Campaigns lack ideological clarity, with candidates often promising more resources without specifying which cases should receive less emphasis.
Only a few elections involve a claim that any type of case should receive less resources or a lower priority.
Effects on crime rates and leadership on crime policy could be important but appear less frequently in campaign rhetoric.
The rhetoric of election campaigns places too much weight on the wrong criteria and completely ignores some criteria that could help voters make meaningful judgments.
Voters need office-wide measures of competence based on past performance and the track record of applying the criminal sanction.
Voters also need ideological markers or clues about the values that guide the priorities of a prosecutor.

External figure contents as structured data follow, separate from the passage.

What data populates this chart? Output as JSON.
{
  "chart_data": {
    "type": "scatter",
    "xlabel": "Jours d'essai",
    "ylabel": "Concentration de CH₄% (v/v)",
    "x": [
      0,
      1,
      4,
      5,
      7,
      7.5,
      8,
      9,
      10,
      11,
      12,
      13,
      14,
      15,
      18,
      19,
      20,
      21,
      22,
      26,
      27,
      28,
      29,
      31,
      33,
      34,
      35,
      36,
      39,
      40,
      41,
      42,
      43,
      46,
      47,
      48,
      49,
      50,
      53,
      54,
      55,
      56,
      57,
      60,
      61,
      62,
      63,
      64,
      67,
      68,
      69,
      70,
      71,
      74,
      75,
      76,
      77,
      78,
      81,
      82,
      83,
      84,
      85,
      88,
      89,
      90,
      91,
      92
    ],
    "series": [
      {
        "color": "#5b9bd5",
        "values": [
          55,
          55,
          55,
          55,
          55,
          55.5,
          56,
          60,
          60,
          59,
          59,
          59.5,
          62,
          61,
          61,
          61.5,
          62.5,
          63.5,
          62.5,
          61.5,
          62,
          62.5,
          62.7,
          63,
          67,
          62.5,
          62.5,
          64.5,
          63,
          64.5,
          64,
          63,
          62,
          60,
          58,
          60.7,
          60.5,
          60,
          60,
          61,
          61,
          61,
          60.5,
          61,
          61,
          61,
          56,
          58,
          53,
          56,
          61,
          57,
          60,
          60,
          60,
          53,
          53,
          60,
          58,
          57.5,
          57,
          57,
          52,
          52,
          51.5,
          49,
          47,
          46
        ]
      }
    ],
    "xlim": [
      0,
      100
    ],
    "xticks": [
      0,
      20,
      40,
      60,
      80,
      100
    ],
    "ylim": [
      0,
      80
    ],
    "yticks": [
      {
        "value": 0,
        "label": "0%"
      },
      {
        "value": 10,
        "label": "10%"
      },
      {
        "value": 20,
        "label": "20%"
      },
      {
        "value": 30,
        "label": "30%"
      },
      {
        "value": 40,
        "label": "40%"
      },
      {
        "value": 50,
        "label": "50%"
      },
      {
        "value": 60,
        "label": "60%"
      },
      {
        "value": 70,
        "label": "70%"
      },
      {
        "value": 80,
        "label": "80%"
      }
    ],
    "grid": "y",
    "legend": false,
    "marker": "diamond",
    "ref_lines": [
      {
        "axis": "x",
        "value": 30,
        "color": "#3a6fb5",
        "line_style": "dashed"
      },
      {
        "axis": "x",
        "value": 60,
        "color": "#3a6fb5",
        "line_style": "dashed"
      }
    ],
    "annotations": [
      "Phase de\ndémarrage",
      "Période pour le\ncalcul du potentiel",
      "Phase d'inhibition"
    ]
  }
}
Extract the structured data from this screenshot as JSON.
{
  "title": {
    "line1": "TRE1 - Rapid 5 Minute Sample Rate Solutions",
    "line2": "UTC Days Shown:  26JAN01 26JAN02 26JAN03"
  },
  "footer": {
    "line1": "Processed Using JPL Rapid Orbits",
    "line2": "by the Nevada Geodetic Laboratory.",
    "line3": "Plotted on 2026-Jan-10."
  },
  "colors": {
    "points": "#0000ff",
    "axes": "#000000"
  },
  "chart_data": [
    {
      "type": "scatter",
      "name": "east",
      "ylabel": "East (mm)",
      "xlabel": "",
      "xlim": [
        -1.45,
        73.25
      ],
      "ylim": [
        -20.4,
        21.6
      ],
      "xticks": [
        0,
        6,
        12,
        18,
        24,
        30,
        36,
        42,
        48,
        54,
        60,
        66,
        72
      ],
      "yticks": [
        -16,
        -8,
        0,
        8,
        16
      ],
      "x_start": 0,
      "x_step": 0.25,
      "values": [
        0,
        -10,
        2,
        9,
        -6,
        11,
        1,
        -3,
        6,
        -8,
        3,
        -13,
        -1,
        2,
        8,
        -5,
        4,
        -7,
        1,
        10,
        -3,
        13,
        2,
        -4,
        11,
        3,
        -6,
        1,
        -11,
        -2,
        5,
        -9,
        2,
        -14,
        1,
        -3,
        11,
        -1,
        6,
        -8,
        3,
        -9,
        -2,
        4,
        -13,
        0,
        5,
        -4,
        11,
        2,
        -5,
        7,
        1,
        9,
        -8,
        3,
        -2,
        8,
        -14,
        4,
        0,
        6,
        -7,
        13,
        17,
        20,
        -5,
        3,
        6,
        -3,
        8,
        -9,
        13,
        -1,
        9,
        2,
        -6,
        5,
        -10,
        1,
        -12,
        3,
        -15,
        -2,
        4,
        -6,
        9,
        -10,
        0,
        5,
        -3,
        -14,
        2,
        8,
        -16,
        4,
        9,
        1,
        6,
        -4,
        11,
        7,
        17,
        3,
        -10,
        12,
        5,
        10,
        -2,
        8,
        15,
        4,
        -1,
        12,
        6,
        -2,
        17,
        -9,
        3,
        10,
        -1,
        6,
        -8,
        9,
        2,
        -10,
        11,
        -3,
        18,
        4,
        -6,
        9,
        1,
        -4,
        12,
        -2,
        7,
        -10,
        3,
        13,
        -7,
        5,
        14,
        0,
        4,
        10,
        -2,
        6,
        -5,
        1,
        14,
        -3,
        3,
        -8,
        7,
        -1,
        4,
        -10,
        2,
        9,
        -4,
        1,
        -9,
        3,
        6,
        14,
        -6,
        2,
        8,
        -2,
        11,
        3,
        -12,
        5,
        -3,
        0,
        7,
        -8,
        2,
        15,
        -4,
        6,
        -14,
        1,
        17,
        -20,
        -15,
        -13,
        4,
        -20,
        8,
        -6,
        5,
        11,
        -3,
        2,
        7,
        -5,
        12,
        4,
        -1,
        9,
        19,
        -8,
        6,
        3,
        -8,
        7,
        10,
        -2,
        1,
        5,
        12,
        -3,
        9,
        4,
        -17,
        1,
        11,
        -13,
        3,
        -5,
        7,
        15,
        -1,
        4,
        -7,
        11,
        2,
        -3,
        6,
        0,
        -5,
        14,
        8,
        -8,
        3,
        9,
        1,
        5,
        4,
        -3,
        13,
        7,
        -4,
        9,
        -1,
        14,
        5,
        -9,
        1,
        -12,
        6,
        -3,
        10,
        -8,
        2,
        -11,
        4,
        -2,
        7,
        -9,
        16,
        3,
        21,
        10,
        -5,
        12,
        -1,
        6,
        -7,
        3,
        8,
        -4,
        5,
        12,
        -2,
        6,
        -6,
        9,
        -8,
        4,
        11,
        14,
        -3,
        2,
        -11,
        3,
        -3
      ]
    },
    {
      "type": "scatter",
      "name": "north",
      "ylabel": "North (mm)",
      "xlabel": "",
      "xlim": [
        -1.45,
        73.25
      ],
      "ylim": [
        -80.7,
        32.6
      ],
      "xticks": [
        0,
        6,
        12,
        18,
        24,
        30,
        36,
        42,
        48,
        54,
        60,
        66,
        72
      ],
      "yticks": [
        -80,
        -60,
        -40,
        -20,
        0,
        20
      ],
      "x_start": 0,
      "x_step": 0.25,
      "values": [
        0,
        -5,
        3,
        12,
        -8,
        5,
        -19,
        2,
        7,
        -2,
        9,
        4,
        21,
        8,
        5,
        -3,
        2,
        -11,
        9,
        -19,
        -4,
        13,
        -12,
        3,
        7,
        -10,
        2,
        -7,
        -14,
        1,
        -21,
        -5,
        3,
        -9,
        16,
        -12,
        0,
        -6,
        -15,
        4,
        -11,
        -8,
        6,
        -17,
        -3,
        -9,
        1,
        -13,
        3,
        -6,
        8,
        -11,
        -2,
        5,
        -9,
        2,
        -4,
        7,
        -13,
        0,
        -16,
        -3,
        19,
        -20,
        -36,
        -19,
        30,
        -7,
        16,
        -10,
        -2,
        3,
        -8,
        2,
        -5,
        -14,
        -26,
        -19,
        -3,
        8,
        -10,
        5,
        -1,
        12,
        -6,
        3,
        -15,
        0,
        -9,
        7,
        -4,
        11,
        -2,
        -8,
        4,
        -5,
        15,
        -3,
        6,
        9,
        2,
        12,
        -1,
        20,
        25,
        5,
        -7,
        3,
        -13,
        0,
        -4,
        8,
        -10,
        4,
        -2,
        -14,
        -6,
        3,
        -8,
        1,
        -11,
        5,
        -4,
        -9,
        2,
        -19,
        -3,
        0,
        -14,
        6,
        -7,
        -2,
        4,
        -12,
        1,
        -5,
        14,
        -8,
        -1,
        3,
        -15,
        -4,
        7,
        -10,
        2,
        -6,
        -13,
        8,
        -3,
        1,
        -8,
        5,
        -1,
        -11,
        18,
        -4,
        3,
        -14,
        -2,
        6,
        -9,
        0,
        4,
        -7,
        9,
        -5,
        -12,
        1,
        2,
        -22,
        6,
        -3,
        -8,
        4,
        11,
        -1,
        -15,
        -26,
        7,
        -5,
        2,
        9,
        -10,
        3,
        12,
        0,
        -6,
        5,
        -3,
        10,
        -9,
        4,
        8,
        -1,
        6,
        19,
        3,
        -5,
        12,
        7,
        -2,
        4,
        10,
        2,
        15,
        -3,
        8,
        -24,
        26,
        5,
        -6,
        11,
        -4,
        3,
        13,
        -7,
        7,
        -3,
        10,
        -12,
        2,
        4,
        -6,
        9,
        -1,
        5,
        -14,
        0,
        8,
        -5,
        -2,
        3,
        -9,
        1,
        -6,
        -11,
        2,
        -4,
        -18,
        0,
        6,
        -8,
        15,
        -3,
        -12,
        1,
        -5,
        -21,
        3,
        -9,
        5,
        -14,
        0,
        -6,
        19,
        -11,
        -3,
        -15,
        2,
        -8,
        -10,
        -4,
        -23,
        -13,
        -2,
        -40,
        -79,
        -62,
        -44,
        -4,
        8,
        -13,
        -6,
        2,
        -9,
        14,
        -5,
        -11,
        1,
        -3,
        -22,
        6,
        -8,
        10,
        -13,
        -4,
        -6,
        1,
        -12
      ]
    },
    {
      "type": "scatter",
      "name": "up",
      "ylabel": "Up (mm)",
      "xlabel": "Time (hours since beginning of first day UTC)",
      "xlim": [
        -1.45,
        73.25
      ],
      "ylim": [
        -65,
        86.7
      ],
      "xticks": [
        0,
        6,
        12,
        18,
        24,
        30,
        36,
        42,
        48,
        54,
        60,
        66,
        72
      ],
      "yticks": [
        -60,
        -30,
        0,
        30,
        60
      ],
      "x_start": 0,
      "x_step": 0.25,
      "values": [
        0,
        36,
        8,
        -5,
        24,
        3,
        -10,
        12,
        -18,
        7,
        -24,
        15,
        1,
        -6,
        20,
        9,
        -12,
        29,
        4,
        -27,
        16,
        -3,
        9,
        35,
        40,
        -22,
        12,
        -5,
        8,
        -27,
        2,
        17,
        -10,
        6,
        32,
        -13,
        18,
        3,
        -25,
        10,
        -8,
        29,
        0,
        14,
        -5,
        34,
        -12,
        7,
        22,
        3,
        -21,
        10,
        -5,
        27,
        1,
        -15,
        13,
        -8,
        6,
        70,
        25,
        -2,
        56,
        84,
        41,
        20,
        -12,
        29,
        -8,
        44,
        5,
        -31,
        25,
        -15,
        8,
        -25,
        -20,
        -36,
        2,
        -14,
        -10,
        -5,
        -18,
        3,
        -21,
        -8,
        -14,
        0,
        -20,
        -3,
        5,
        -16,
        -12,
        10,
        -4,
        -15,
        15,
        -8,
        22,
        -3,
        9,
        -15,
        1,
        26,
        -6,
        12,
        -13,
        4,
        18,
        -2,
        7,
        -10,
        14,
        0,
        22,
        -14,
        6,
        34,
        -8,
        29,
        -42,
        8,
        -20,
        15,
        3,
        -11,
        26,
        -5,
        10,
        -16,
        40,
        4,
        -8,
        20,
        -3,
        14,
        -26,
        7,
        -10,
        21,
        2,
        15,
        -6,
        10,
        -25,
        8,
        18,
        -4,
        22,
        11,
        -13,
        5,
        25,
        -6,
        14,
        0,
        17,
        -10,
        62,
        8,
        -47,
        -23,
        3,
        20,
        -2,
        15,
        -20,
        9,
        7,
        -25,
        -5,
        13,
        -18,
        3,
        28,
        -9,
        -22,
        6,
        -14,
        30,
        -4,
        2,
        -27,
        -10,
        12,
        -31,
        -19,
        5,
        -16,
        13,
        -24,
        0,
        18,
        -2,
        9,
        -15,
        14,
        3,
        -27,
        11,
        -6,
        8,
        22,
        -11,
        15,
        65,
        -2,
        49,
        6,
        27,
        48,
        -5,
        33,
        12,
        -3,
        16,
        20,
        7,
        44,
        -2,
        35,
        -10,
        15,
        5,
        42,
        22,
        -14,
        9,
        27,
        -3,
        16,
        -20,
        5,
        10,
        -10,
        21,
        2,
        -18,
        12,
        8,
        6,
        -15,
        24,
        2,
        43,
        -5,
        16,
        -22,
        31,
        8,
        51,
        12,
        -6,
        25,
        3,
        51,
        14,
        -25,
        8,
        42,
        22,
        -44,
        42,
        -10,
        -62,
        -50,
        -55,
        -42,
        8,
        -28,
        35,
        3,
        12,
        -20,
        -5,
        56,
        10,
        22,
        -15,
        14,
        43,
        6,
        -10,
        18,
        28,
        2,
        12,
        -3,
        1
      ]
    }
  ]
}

Current campaign rhetoric does not deliver adequate information about competence and values.
Responses could proceed in two directions: improve the content of elections by providing better information or question the accountability technique of elections and search for ways to supplement them.
Typical campaign themes are not meaningful measures of prosecutor performance.
They offer trial-based measures in a plea-based world and follow developments in single cases.
Voters need detailed measures of quality in the work of prosecutor offices, focusing on plea negotiations.
A possible measure of quality could be the “convicted as charged rate,” encouraging transparent charging and plea practices.
Another possible improved metric might be changes in acquittal rates.
Other measures include consistency within the prosecutor's office and efficient use of office resources based on caseload measurement
Punishment levels obtained could be gauged by the estimate of prison years, with a dollar figure attached and a population-adjusted estimate of that county’s “share” of the statewide system.
It will also prove necessary to change the incentives of voters to obtain and use improved information.
Fundamental doubts remain about whether the ballot box can create meaningful accountability for prosecutors.
Measurement of prosecutor quality construct by special interests in mind can be another option when the group has more intense and sustained interest.
An administrative law strategy can encourage the work of monitoring agents for measurements of prosecutor quality.
Criminal law operates with a weakened form of administrative accountability.
Changes to the administrative law background of criminal prosecution could go a long way toward supplementing the accountability that is possible outside the election cycle.
It is enough to make hopeful inspiration if some of the people, some of the time, will make the most of performance measures for prosecutors.
Prosecutor election campaigns fail us because we ask too much of them.
If elections were to carry only part of the load and we were to rely on other devices to promote prosecutor accountability, the prospects would look brighter.
The public must rely on many agents and many devices if the rule of law in criminal prosecution is to thrive.